— Надо, чтобы повезло, вот что! — закончил Миликэ.
— Повезло! — ответила Лина насмешливо. — Глаза надо иметь! Вы прошли мимо бугорка, будто глаза у вас были завязаны. Кто виноват? А я его увидела. И открыла.
— Мы вместе… — попытался Миликэ поправить Лину:
— Не «мы», а я! — отрезала Лина. — Вы оба пришли на готовенькое. Поработали, это верно, — и только!
— Как?! Я вытащил из земли первый черепок! — возмутился Миликэ. Он чувствовал себя униженным.
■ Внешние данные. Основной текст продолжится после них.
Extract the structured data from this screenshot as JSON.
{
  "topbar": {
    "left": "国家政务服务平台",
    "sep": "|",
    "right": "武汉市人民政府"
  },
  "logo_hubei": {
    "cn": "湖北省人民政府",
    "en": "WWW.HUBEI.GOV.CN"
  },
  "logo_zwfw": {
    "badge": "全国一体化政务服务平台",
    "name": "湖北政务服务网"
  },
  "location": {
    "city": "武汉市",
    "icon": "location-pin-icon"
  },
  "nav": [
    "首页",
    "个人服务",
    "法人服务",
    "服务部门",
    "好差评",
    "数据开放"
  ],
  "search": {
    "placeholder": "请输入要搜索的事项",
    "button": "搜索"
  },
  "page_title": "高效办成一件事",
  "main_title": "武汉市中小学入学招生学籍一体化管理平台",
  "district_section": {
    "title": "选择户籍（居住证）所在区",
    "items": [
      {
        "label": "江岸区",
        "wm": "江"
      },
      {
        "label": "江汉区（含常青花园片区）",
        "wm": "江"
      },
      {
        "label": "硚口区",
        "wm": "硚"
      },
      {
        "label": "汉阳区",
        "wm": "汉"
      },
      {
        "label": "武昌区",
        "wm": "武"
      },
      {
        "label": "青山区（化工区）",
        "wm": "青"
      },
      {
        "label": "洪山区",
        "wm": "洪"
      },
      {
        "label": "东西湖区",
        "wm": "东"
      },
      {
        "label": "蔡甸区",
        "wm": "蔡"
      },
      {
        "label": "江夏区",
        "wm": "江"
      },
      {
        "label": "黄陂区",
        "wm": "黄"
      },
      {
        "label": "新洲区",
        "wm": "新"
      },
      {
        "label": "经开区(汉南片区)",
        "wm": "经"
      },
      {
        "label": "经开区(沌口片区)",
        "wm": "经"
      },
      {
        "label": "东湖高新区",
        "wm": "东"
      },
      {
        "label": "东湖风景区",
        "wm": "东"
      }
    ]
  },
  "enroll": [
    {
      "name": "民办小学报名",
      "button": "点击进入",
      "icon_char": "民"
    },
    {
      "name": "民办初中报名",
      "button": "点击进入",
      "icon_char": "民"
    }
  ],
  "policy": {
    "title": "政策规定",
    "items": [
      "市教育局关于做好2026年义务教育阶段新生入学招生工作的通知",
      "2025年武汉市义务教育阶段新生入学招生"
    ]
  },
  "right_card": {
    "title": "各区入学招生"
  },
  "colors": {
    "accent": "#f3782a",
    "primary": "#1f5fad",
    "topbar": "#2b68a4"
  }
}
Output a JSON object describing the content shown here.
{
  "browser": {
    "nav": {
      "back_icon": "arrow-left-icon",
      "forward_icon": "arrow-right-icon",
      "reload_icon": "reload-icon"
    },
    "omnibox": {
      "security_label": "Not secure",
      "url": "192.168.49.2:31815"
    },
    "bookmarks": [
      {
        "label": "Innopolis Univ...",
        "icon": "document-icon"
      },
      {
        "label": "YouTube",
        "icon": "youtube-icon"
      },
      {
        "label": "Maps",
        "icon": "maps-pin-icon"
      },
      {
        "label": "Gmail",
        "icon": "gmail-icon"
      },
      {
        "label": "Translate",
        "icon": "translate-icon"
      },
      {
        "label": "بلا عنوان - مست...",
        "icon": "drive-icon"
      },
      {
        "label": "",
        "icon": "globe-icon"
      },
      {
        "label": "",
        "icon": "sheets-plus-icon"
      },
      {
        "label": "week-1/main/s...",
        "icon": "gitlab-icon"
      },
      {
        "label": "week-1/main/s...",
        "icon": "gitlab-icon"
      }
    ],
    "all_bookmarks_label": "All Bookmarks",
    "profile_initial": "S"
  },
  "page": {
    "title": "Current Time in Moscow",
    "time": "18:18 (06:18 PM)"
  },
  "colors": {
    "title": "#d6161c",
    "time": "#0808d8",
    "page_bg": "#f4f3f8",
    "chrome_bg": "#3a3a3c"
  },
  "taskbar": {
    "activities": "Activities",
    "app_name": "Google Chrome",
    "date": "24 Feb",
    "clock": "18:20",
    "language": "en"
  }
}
— А я разве не выкопал несколько штук? — поддержал его робким голосом Тинел. И он был оскорблен поведением Лины: вместе шли, вместе копали, а она вон как повернула…
— Могли выкопать и сотню! — Сестра была безжалостна. — Видели, студенты работают так, что дым идет, целый день копают, а находка принадлежит Теофилу Спиридоновичу!
Оба мальчика смолкли. Что тут ответишь?..
Молча завернули куски в газету, положили их в целлофановый мешок и пошли в Сороки…
В лагерь, конечно, вернулись поздно, но это не мешало им быть в хорошем настроении — они пришли не с пустыми руками, а с чудесным доказательством, что и в древние времена люди мастерили посуду из очень крепкой керамики, покрытой голубой глазурью.
Первым крикнул Тинел:
— Мама, Теофил Спиридонович, смотрите, что мы нашли!..
— Я заметила место, — прервала его Лина, — остановилась и изучила его. Потом подошли ребята, и вот что мы нашли в земле. — Она посмотрела на Миликэ, чтобы видеть выражение его лица: «Вот так, знай, надо быть поскромнее». И, довольная собой, начала извлекать из целлофанового мешочка черепки, один за другим.
— Интересно, сколько тысяч лет пролежали они в земле? — спросила она с притворным спокойствием. На самом деле она сгорала от нетерпения услышать слово Теофила Спиридоновича, прочесть в глазах мамы удивление и гордость, а в глазах студентов и Дэнуца, — возможно, даже капельку зависти… Как в глазах Миликэ и Тинел а. И втайне подивилась себе, чувствуя, что эта зависть, замеченная в глазах братьев, доставляет ей удовольствие. Возможно, завтра-послезавтра она тоже скажет «мы нашли» — это другое дело, — но сегодня пусть позавидуют. Тем более, что в самом деле она нашла место.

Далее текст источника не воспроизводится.